- Born: 27 January 1904 Newington, London, England
- Died: 11 January 1989 (aged 84) Wrexham, Wales
- Occupations: Actor, entertainer, pantomime dame
- Years active: 1918–1984

= George Lacy =

British entertainer and actor (1904–1989)

George Lacy (27 January 1904 - 11 January 1989) was a British entertainer and actor, best known for his groundbreaking performances as a pantomime dame, particularly "Mother Goose".

==Biography==
Born in Newington, London, he made his first stage appearance as a comedian aged 14, and soon started appearing in pantomimes.
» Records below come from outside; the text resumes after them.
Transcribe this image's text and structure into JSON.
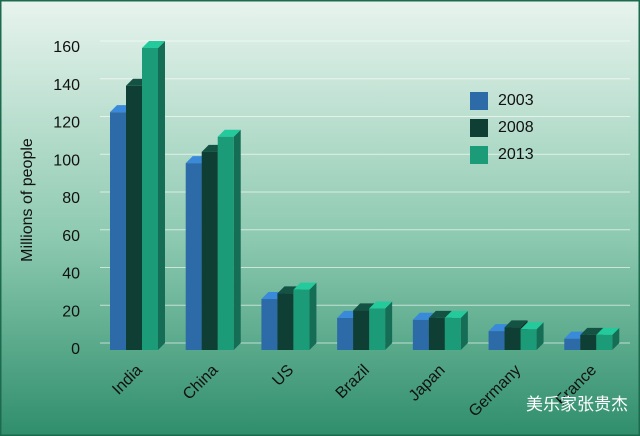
{
  "chart_data": {
    "type": "bar3d",
    "y_label": "Millions of people",
    "categories": [
      "India",
      "China",
      "US",
      "Brazil",
      "Japan",
      "Germany",
      "France"
    ],
    "series": [
      {
        "name": "2003",
        "color": "#2c6aa8",
        "values": [
          126,
          99,
          27,
          17,
          16,
          10,
          6
        ]
      },
      {
        "name": "2008",
        "color": "#0f3f34",
        "values": [
          140,
          105,
          30,
          21,
          17,
          12,
          8
        ]
      },
      {
        "name": "2013",
        "color": "#1c9b78",
        "values": [
          160,
          113,
          32,
          22,
          17,
          11,
          8
        ]
      }
    ],
    "ylim": [
      0,
      160
    ],
    "yticks": [
      0,
      20,
      40,
      60,
      80,
      100,
      120,
      140,
      160
    ],
    "grid": true,
    "legend": "upper right",
    "watermark": "美乐家张贵杰"
  }
}
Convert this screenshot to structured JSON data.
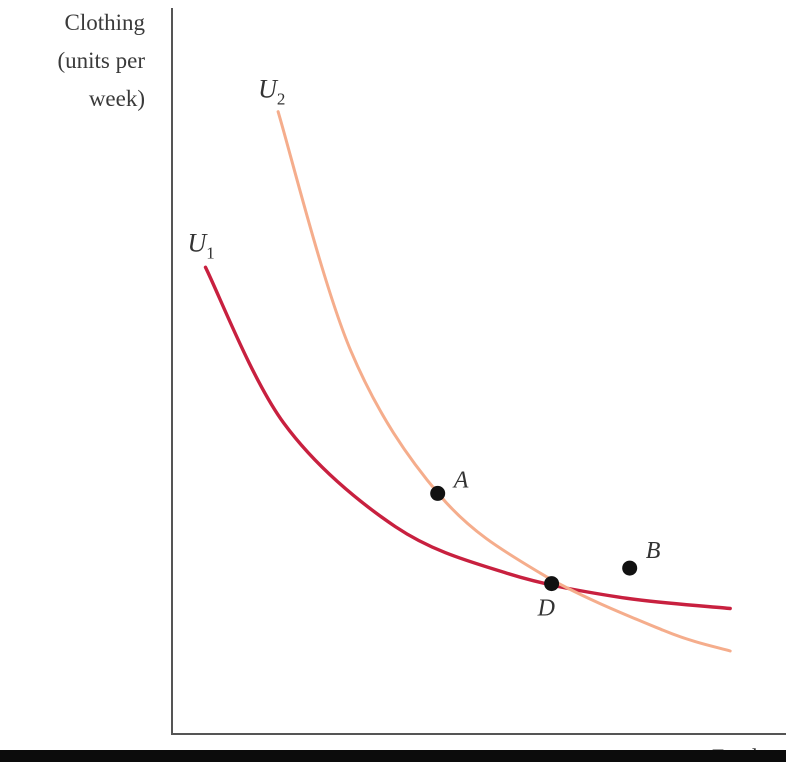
{
  "chart_data": {
    "type": "line",
    "ylabel": [
      "Clothing",
      "(units per",
      "week)"
    ],
    "xlabel": "Food",
    "series": [
      {
        "name": "U",
        "subscript": "1",
        "color": "#c8203f",
        "points": [
          [
            0.3,
            4.5
          ],
          [
            1.0,
            3.0
          ],
          [
            2.0,
            2.0
          ],
          [
            3.0,
            1.55
          ],
          [
            4.0,
            1.32
          ],
          [
            5.0,
            1.21
          ]
        ]
      },
      {
        "name": "U",
        "subscript": "2",
        "color": "#f5ad8c",
        "points": [
          [
            0.95,
            6.0
          ],
          [
            1.6,
            3.7
          ],
          [
            2.4,
            2.3
          ],
          [
            3.3,
            1.55
          ],
          [
            4.4,
            1.0
          ],
          [
            5.0,
            0.8
          ]
        ]
      }
    ],
    "points": [
      {
        "label": "A",
        "x": 2.38,
        "y": 2.32
      },
      {
        "label": "B",
        "x": 4.1,
        "y": 1.6
      },
      {
        "label": "D",
        "x": 3.4,
        "y": 1.45
      }
    ],
    "xlim": [
      0,
      5.5
    ],
    "ylim": [
      0,
      7
    ],
    "grid": false
  }
}
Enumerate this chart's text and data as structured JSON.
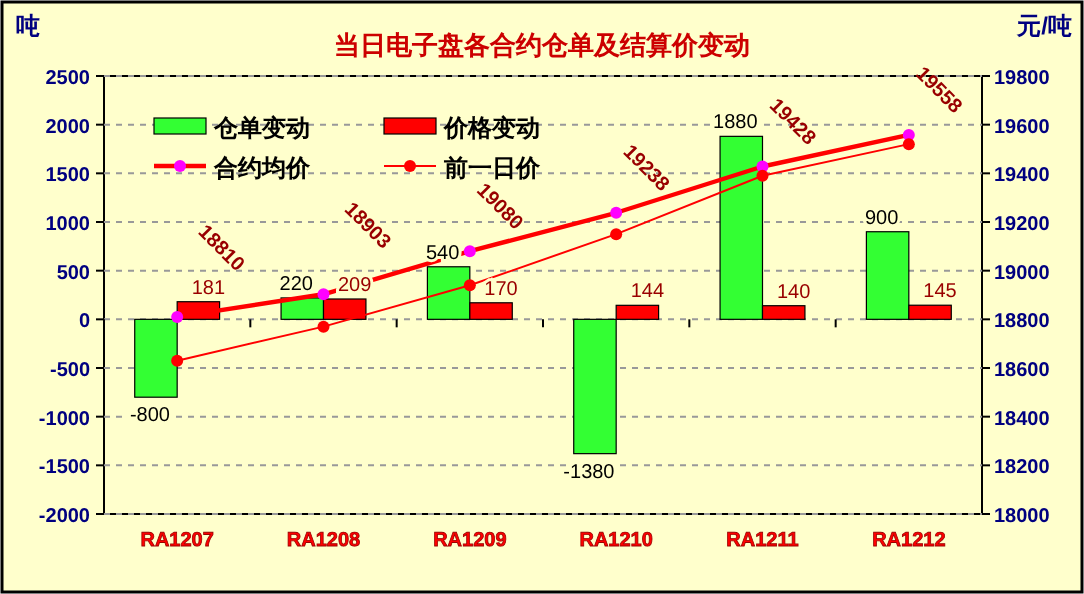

He first appeared as a pantomime dame aged 19, and featured as Mother Goose in a show in Leeds in 1929. He made the role his own, and introduced the tradition of the Dame changing her costume throughout the show, each change becoming increasingly flamboyant. He designed and made his costumes himself - for one show performing in a costume designed as a billiard table, complete with balls and cues - and wrote many of his scripts and songs.

As well as performing in pantomimes for over 60 years, Lacy also starred in other travelling musical theatre shows around the country, and in variety programmes in which he would sometimes interpose his increasingly well-known Dame persona. Part of his success was due to his ability to deliver "working class gags with a posh accent". He took the lead role in the 1934 Lupino Lane comedy film My Old Duchess (also known as Oh! What a Duchess), in which he "was able to remain convincingly feminine with just the right degree of eccentricity to be funny, but not grotesque."

Widely regarded as "the finest Dame of his generation", he continued to perform each year in pantomimes until his final shows, aged 80, at Southsea in 1984. He died in Wrexham, north Wales, in 1989, aged 84.